The Department of Health and Social Care has finally awarded a £730 million NHS logistics contract to Unipart Logistics.
The awarding of the contract had been challenged by DHL, the incumbent, which argued that the DHSC had behaved in an improper manner during the awarding of the contract. However, on 17th August, the High Court ruled in favour of the DHSC.
The five year contract will begin at the end of February 2019.
Unipart Logistics will commence the provision of delivery services to NHS Trusts and also facilitate the Home Delivery Service in partnership with Movianto UK, a company who offer dedicated and networked transport services within the healthcare sector.

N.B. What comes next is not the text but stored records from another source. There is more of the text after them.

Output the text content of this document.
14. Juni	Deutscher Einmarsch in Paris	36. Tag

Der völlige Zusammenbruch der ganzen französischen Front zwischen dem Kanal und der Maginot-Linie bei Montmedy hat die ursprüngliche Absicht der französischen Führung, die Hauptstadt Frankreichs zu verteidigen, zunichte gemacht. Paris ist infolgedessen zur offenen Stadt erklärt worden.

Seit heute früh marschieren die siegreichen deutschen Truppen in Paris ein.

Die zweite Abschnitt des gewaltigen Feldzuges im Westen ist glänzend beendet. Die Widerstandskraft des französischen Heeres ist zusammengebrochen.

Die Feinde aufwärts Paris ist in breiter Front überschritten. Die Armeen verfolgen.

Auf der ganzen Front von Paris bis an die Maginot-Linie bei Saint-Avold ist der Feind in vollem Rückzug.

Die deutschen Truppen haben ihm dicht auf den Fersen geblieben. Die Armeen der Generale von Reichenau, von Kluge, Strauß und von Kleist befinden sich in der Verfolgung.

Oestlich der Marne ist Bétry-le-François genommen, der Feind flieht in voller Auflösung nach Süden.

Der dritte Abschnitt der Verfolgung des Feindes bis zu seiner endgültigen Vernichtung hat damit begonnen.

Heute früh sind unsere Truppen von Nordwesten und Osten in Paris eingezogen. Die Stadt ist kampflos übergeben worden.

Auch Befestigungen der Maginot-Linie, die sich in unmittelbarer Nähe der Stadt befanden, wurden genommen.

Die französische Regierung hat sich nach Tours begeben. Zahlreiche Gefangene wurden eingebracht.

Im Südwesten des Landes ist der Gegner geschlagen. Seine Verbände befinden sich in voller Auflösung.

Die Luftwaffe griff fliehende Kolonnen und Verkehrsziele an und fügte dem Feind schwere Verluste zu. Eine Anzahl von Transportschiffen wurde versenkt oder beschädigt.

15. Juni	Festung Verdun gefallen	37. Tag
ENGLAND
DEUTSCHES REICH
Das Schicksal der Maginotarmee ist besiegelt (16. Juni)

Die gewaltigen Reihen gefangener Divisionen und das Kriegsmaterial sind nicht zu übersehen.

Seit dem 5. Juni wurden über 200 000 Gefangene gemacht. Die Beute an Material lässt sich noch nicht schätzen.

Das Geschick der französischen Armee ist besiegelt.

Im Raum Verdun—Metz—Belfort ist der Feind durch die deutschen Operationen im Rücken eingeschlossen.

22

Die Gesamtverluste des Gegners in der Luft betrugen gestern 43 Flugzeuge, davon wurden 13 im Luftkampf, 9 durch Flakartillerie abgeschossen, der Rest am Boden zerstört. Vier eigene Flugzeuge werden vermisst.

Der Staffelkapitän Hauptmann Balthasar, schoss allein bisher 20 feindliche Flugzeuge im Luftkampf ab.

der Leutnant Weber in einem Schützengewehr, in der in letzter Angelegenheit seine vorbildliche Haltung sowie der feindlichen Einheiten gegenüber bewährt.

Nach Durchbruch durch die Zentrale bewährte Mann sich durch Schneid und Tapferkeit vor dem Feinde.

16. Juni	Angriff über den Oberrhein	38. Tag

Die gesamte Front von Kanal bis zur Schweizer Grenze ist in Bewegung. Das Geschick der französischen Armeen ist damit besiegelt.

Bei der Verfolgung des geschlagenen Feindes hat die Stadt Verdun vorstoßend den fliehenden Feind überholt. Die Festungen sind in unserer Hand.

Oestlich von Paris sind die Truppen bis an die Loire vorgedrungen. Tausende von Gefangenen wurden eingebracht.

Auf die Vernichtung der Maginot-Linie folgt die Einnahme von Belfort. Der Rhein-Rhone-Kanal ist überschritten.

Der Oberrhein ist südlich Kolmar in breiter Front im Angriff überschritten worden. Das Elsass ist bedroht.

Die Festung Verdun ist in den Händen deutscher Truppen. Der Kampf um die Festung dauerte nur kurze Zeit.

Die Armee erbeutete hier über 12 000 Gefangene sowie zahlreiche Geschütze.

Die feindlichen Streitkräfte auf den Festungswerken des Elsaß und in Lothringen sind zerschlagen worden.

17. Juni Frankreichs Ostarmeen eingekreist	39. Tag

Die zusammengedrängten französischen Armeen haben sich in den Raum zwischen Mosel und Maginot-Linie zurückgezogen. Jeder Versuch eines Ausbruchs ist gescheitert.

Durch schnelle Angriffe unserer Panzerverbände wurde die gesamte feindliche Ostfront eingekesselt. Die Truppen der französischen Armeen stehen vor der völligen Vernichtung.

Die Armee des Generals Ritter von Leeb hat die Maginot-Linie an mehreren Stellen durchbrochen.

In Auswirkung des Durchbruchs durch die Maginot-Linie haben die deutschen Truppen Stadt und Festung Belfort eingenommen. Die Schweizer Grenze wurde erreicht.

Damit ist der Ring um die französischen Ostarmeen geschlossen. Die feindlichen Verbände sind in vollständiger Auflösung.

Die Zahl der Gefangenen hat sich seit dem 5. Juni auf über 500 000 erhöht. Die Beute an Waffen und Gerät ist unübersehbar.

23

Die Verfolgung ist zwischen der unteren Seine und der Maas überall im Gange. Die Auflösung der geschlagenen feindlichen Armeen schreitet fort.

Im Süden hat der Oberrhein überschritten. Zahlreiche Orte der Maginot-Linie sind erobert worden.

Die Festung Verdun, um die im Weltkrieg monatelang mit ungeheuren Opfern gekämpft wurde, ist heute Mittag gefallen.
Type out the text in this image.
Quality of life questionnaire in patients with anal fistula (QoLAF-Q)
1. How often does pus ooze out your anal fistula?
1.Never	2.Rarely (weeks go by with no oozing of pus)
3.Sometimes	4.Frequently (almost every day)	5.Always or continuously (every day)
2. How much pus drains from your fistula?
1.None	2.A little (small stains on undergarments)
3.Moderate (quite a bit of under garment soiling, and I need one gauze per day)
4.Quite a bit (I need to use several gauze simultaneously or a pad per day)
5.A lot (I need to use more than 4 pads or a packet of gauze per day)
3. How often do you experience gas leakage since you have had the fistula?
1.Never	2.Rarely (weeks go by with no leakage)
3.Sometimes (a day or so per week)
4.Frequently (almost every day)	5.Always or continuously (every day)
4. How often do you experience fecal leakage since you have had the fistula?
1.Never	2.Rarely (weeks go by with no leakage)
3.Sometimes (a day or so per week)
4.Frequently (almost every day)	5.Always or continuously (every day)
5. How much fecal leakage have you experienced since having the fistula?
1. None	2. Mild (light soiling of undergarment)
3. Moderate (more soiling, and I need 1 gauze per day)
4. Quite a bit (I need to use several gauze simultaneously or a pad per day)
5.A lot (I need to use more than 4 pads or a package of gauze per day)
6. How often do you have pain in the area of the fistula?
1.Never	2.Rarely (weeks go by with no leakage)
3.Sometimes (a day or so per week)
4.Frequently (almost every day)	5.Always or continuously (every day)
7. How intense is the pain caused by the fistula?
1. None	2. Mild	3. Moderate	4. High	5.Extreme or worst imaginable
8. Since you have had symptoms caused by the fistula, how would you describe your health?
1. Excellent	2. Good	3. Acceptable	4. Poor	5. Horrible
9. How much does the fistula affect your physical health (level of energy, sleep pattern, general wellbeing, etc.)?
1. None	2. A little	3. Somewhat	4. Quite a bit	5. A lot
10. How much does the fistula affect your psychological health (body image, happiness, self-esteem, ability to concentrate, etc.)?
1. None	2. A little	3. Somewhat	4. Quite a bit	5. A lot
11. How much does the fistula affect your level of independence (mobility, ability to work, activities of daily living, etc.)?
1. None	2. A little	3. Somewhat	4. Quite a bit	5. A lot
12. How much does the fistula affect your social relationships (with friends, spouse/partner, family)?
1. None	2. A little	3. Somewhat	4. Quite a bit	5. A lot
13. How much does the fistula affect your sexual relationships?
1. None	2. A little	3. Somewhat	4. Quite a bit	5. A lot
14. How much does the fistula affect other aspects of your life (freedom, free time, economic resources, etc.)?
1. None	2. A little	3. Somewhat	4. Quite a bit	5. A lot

Unipart’s responsibilities will include: delivering medical devices and hospital consumables ‒ other than medicine ‒ to NHS trusts; warehousing; inventory management; order processing and delivery.
A spokesperson for Unipart said: “We are very pleased to have been awarded the contract.”
This contract award represents the final piece of the jigsaw in shaping the new NHS Supply Chain.
The new operating model involved the creation in April 2018 of Supply Chain Coordination Ltd as the management function for the model, which is expected to deliver some £2.4 billion savings over five years.
A key element of the new operating model is the creation of a series of “category towers”.
The six medical category towers went live in May. The contracts were awarded to DHL Supply Chain, Health Solutions Team, and the NHS Collaborative Procurement Partnership.
Four non-medical category towers went live on 5th July. These are the contracts:
* DHL Supply Chain Limited to provide Diagnostic Capital Devices and Mobile Services
* Akeso & Company Limited to provide Pathology and Mobile Diagnostics Services
* Foodbuy to provide Food Services
* NHS North of England Commercial Procurement Collaborative to provide NHS Hotel Services
Health minister Steve Barclay said: “ A modern health service shouldn’t involve 234 separate trusts spending time and money negotiating different contracts and prices for the same thing. That’s why our work to centralise how the NHS buys goods and services is crucial.
“By streamlining the process and freeing trusts up from having to do this, we will save staff valuable time, save huge amounts of money and be able to reinvest the savings into patient care and frontline services.”